在使用Canopy进行数据分析时,我们会用到pandas库,通过它我们可以灵活的对数据进行处理、转换和绘图等操作。其中非常重要的数据结构就是DataFrame。
本文主要整理一下对DataFrame对象进行plot操作的使用说明。
函数名称:
pandas.DataFrame.plot
函数参数列表及缺省值:
DataFrame.plot(data, x=None, y=None, kind=’line’, ax=None, subplots=False, sharex=True, sharey=False, layout=None, figsize=None, use_index=True, title=None, grid=None, legend=True, style=None, logx=False, logy=False, loglog=False, xticks=None, yticks=None, xlim=None, ylim=None, rot=None, fontsize=None, colormap=None, table=False, yerr=None, xerr=None, secondary_y=False, sort_columns=False, **kwds)

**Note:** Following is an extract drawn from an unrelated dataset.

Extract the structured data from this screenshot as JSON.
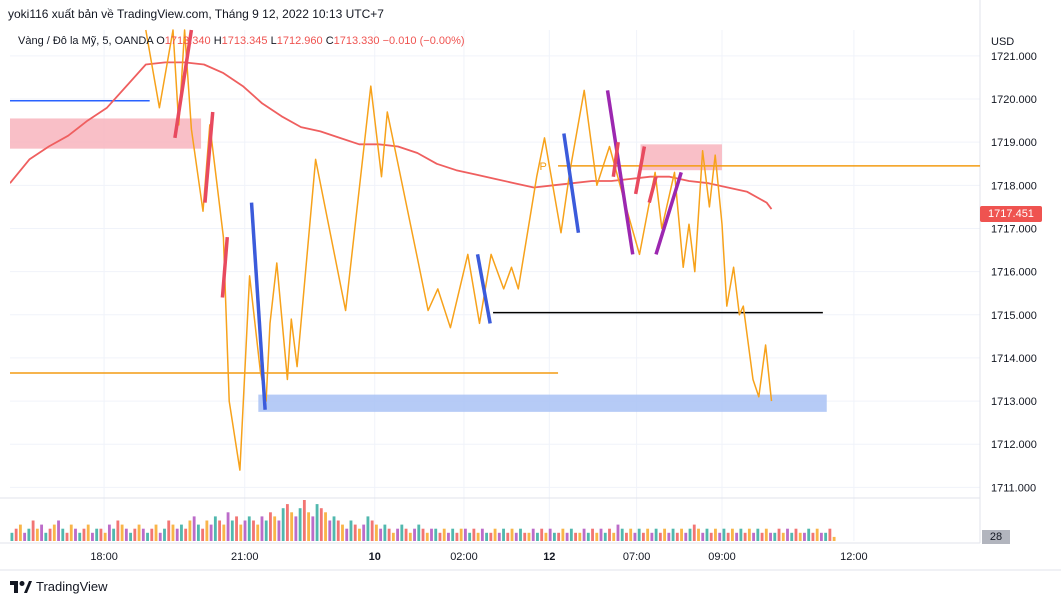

Make plots of DataFrame using matplotlib / pylab.
相关参数说明:
Parameters :
data : DataFrame
# 需要绘制的数据对象
x : label or position, default None
# x轴的标签值,缺省值是 None
y : label or position, default None
Allows plotting of one column versus another
# y轴的标签值,缺省值是 None
kind : str
‘line’ : line plot (default)
‘bar’ : vertical bar plot
‘barh’ : horizontal bar plot
‘hist’ : histogram
‘box’ : boxplot
‘kde’ : Kernel Density Estimation plot
‘density’ : same as ‘kde’
‘area’ : area plot
‘pie’ : pie plot
‘scatter’ : scatter plot
‘hexbin’ : hexbin plot
# 标识绘制方式的字符串,缺省值是 ‘line’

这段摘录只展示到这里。